Una ola de crímenes cuestiona la política de pacificación de los barrios.
Corría el año 2008 cuando el entonces gobernador del Estado de Río de Janeiro, Sérgio Cabral, anunció la creación de las Unidades de Policía Pacificadora (UPP) en las favelas cariocas, una nueva “política de seguridad” que consistía en expulsar a los narcotraficantes y ocupar las comunidades con una policía cercana a los ciudadanos.
Siete años después, con 38 de esas unidades creadas en 264 favelas, la guerra entre los narcotraficantes y la policía parece no tener fin y el modelo de pacificación es cuestionado. Sobre todo por los propios vecinos de las favelas, que conviven con una rutina diaria de violencia en las puertas de sus casas, unas veces protagonizada por los traficantes, otras por la policía.
Desde el pasado enero, una nueva ola de violencia ha causado la muerte de 40 personas en Río, entre policías, traficantes y moradores inocentes atrapados por balas perdidas. Todo ello, a menos de 15 meses de los Juegos Olímpicos.
Entre las víctimas figura Eduardo de Jesús Ferreira, un niño de 10 años. Se encontraba sentado en la puerta de su casa el jueves de la semana pasada, en el Complexo do Alemão, una favela del norte de Río, cuando un policía le disparó en la cabeza sin que todavía estén claros los motivos. Su caso ha conmocionado a todo el país, su rostro se ha convertido en una suerte de símbolo y su muerte ha puesto en evidencia el drama que viven los 70.000 habitantes de este conjunto de favelas, y de otras como La Rocinha (120.000 habitantes) y Maré (140.000).
Para quienes siempre han cuestionado la política de pacificación de los últimos años, esta reciente ola de violencia no es solo consecuencia de la complejidad del intento de pacificar una comunidad de gran extensión territorial y muy poblada. El debate va más allá de instalar una UPP y gira en torno al fracaso de la lucha contra la droga, la necesidad de una nueva legislación, de combatir el tráfico de armas y de ofrecer más educación y cultura a los jóvenes. El propio secretario de Seguridad de Río de Janeiro, José Mariano Beltrame, reconoció en una entrevista a EL PAÍS en febrero que “seguridad pública no es sinónimo de policía”. “¿Qué hacemos para alejar a los jóvenes del tráfico [de drogas]?”, se preguntó.
Sin embargo, la discusión que se abre paso con más fuerza entre las voces críticas —expertos, ONG, políticos y los habitantes de las favelas— se centra en el modelo de policía en Brasil, militarizada y controlada por los Estados. Sigue mal preparada, mal remunerada y, sobre todo, dispara demasiado. El Anuario Brasileño de Seguridad Pública calcula que, en 2013, los policías fueron señalados como responsables de la muerte de 2.212 ciudadanos (seis personas diarias), 416 de ellas solo en el Estado de Río de Janeiro.

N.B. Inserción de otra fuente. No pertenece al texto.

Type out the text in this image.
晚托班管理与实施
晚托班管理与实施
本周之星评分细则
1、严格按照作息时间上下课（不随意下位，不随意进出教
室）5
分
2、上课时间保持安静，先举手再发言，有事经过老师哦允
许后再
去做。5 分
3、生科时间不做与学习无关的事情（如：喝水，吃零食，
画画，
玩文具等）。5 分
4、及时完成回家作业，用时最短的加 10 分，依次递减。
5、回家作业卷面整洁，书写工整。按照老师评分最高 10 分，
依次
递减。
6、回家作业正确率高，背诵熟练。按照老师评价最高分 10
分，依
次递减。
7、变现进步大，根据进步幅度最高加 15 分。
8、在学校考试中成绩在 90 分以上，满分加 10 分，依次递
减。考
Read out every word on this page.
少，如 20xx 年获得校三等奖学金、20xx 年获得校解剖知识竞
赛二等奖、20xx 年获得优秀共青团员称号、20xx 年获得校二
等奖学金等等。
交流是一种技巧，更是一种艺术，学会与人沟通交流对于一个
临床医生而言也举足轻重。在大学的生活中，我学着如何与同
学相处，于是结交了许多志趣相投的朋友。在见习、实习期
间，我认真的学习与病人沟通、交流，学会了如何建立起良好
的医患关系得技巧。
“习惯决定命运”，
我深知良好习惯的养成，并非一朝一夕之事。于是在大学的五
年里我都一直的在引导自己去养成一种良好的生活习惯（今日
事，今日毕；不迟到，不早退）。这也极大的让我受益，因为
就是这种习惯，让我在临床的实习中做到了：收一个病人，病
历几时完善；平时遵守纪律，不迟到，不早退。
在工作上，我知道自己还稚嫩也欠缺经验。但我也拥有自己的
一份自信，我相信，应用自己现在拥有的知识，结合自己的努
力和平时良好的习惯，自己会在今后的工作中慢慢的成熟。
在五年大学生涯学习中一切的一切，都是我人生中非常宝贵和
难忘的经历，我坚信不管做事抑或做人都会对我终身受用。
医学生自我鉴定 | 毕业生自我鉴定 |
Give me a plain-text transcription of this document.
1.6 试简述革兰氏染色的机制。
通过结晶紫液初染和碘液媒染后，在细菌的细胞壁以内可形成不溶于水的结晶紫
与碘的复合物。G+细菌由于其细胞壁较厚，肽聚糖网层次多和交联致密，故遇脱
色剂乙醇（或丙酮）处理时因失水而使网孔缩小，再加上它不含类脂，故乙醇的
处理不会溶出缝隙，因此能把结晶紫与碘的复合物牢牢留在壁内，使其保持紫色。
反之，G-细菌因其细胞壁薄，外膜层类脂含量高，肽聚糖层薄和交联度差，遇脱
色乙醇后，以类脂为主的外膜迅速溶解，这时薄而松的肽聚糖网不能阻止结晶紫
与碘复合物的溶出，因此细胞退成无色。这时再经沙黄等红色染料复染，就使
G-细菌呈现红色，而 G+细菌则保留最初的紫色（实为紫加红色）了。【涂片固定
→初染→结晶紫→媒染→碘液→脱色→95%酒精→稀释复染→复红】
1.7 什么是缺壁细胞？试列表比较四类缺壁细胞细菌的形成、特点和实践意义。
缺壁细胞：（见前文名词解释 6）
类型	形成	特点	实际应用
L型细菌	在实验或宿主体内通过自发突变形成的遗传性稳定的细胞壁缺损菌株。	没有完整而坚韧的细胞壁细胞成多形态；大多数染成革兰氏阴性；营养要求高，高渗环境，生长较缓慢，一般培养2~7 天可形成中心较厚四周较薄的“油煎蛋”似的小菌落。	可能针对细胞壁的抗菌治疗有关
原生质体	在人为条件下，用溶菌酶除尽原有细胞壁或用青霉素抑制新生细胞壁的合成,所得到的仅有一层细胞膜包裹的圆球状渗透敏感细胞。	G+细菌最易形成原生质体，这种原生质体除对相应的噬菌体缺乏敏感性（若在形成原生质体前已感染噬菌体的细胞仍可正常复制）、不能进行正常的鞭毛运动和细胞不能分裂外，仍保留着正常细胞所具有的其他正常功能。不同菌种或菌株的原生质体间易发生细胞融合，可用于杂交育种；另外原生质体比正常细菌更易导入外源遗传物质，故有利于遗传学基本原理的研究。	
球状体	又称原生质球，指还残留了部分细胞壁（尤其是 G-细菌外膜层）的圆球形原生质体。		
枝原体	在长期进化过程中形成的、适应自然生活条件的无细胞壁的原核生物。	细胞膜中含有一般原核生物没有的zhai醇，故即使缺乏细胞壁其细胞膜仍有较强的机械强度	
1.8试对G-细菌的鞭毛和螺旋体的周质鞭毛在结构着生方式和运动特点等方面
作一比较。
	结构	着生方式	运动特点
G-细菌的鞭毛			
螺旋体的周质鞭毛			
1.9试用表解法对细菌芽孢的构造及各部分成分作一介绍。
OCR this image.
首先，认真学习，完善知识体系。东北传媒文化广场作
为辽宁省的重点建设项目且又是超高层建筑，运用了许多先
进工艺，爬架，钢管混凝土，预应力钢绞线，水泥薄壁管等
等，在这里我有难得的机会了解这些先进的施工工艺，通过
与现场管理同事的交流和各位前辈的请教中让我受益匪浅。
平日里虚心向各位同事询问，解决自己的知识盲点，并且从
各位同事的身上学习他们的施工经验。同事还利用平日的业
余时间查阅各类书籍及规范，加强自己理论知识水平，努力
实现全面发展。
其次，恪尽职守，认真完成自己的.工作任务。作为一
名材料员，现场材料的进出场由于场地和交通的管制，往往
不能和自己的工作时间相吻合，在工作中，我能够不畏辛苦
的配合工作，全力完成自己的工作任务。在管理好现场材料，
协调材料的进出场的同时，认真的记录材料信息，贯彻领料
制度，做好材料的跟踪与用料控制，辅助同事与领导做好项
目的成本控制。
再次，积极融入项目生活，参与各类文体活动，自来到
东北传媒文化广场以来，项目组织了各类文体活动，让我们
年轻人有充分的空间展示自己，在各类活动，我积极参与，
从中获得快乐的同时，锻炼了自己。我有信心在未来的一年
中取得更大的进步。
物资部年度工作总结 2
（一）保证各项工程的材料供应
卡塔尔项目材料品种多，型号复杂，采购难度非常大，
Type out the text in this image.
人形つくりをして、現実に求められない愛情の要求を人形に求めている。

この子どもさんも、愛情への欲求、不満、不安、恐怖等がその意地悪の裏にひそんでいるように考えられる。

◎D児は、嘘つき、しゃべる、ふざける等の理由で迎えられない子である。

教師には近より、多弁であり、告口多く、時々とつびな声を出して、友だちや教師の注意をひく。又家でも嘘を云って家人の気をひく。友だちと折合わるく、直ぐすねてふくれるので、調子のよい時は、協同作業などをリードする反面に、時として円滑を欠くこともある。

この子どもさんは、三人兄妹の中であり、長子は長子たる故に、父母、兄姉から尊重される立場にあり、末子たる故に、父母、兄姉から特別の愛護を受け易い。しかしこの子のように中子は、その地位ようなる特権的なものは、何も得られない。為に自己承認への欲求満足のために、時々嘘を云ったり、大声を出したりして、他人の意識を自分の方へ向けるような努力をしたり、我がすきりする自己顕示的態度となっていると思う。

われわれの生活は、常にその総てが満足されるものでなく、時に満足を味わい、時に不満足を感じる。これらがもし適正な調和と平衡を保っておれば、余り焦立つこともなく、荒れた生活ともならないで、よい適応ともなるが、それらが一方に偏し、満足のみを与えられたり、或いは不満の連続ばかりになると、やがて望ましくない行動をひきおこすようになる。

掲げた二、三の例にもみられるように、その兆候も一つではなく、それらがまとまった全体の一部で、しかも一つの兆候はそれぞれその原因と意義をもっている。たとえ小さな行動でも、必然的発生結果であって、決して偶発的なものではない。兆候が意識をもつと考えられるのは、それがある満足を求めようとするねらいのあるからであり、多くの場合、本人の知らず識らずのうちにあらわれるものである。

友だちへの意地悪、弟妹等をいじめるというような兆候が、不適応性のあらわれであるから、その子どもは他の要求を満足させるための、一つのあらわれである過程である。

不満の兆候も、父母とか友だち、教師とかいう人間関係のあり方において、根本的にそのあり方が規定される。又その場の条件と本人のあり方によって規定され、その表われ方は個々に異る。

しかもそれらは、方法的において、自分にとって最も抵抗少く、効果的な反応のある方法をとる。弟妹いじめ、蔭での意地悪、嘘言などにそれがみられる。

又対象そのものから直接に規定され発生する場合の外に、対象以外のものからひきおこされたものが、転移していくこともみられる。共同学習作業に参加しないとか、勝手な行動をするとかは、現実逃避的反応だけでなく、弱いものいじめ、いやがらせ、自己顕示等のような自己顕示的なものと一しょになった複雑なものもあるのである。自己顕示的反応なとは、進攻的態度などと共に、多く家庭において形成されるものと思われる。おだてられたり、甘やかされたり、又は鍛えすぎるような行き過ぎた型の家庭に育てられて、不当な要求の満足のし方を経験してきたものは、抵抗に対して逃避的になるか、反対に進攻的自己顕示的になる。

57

Beltrame argumenta que la policía no recibió “las inversiones necesarias” en las últimas décadas. “Ha sido usada para reprimir y está mal vista. Es muy fácil criticarla”.
En el caso concreto de las UPP, el Estado de Río no ha invertido lo suficiente, afirman los críticos. “Se intentó hacer una nueva política con la policía de siempre. El programa se convirtió en una campaña política y aumentaron las UPP por encima de su capacidad. Formaron a nuevos agentes con prisas, sin preparación o cualificación”, argumenta el presidente de la Comisión de Derechos Humanos de la Asamblea de Río, el historiador y diputado opositor Marcelo Freixo.
Además, pese a que estas unidades de pacificación han impulsado la actividad económica en las favelas, sus habitantes siguen sin tener servicios básicos. En la ciudad de Río, casi un tercio de sus más de seis millones de habitantes vive en unas 800 favelas. No tienen saneamiento. Faltan escuelas, centros de salud…
“Como apenas hay inversiones sociales, la policía tiene una función que no es suya. En todas las UPP gestiona los temas culturales, de recogida de basura…”, explica Freixo. “Las UPP no tienen que eliminarse, ese no es el asunto. Pero han fallado al no haber sido capaces de reconocer sus errores y de no debatir con los habitantes de las favelas”. Hoy, más que nunca, reclaman ser escuchados. “Queremos los mismos derechos que los demás”, decía un vecino del Complexo do Alemão el pasado domingo, cuando unas 500 personas salieron a protestar para pedir paz e inversiones sociales.